Nella sala comunale di Vontano si teneva la cerimonia di consegna dei diplomi di inglese della Redford School perchè Vontano era gemellato con Stratford on Avon e delegazioni comunali si rendevano ogni anno reciprocamente visita a spese dei contribuenti. Antonio e Mario (rispettivamente infermiere e paziente), i più bravi del corso, stavano in prima fila eleganti per l’occasione. Antonio stringeva la mano di Mario percorso da un’ emozione di gioia e ansia. Abbaglianti nella loro bellezza sembravano una coppia gay giunta all’agognato traguardo del matrimonio. I flash dei fotografi erano tutti per loro. Antonio pensò che ora Mario avrebbe potuto prendere il posto di stagista presso la sezione commercio con l’estero della confindustria provinciale. La psicoterapia con Cortesi sarebbe proseguita ma lui aveva portato a termine un ottimo lavoro: Mario andava in giro in moto da solo, si concedeva ai bar ed alla cosiddetta ricerca delle radici paterne solo un sabato al mese, aveva imparato l’inglese e avrebbe iniziato un lavoro a tempo determinato.

Dopo lo sputtanamento dell’esperienza di “Villa Santovino” anche lui si sentiva riabilitato. Si erano aiutati reciprocamente come sempre avviene nei rapporti che davvero funzionano. Quando, col sole già alto la panda del CIM arrivò sullo sterrato davanti casa guidata dal tutore ufficiale Giulio Renzi, dopo l’episodio della Fanta al Serenase soprannominato “il duro”, non c’era posto e dovette mettersi in seconda fila bloccando l’ambulanza, la gazzella dei carabinieri e il furgone del fratello di Adriana. Marco Politi sfidando i suoi eczemi psicosomatici stringeva in un abbraccio professionale Adriana trattenendola dal rientrare nuovamente a straziarsi l’anima sotto il pendolo che trasformava la sua vita in formale sopravvivenza. Per la prima volta al CIM con l’aiuto di un supervisore di Milano fecero quella che gli esperti chiamano “autopsia di un suicidio”.

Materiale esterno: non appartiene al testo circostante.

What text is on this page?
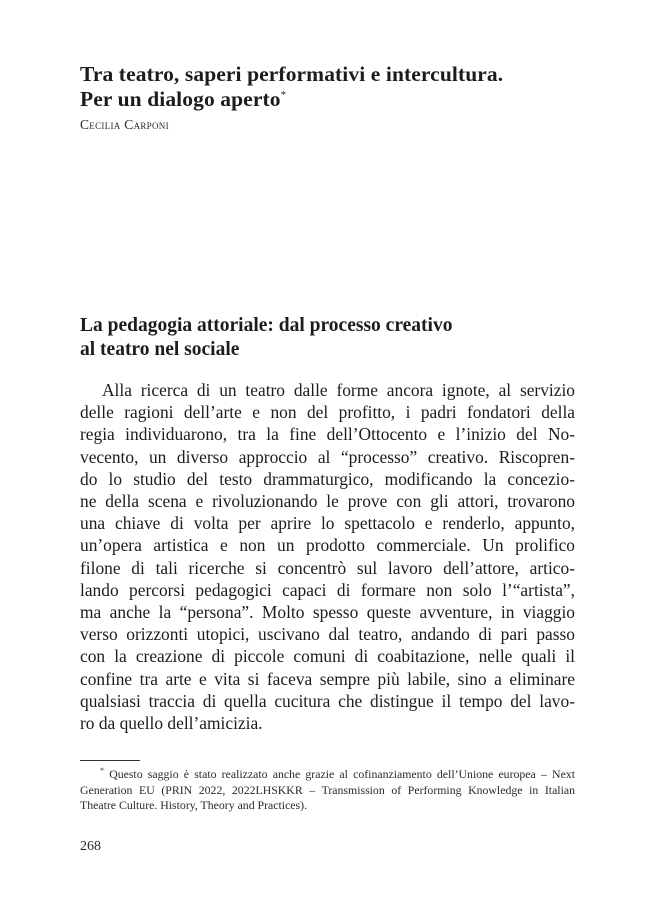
Tra teatro, saperi performativi e intercultura.
Per un dialogo aperto*
Cecilia Carponi
La pedagogia attoriale: dal processo creativo
al teatro nel sociale

Alla ricerca di un teatro dalle forme ancora ignote, al servizio
delle ragioni dell’arte e non del profitto, i padri fondatori della
regia individuarono, tra la fine dell’Ottocento e l’inizio del No-
vecento, un diverso approccio al “processo” creativo. Riscopren-
do lo studio del testo drammaturgico, modificando la concezio-
ne della scena e rivoluzionando le prove con gli attori, trovarono
una chiave di volta per aprire lo spettacolo e renderlo, appunto,
un’opera artistica e non un prodotto commerciale. Un prolifico
filone di tali ricerche si concentrò sul lavoro dell’attore, artico-
lando percorsi pedagogici capaci di formare non solo l’“artista”,
ma anche la “persona”. Molto spesso queste avventure, in viaggio
verso orizzonti utopici, uscivano dal teatro, andando di pari passo
con la creazione di piccole comuni di coabitazione, nelle quali il
confine tra arte e vita si faceva sempre più labile, sino a eliminare
qualsiasi traccia di quella cucitura che distingue il tempo del lavo-
ro da quello dell’amicizia.

* Questo saggio è stato realizzato anche grazie al cofinanziamento dell’Unione europea – Next
Generation EU (PRIN 2022, 2022LHSKKR – Transmission of Performing Knowledge in Italian
Theatre Culture. History, Theory and Practices).
268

Vulnerabilità familiare e individuale, fattori predisponenti e protettivi, corretta valutazione del rischio, eventi scatenanti, errori nella gestione del caso. Una attenta relazione firmata da Biagioli fu inviata al settore risk management aziendale. Quando Mario raggiunse Oreste e Margherita nella terra screpolata dal gelo nel camposanto anche la cartella clinica fu seppellita in quella parte profonda degli archivi dove si mettono a dimenticare i fallimenti. Nessuno di loro credeva che le terra avrebbe dovuto aspettare ancora cinque anni per riaprirsi l’ultima volta a ricomporre definitivamente la famiglia. Il ghiaccio in curva, le gomme lisce della golf, un bicchiere di troppo del giovane alla guida o, come pensarono in molti, la mano misericordiosa del padreterno pose fino a quello sgocciolio infinito di dolore.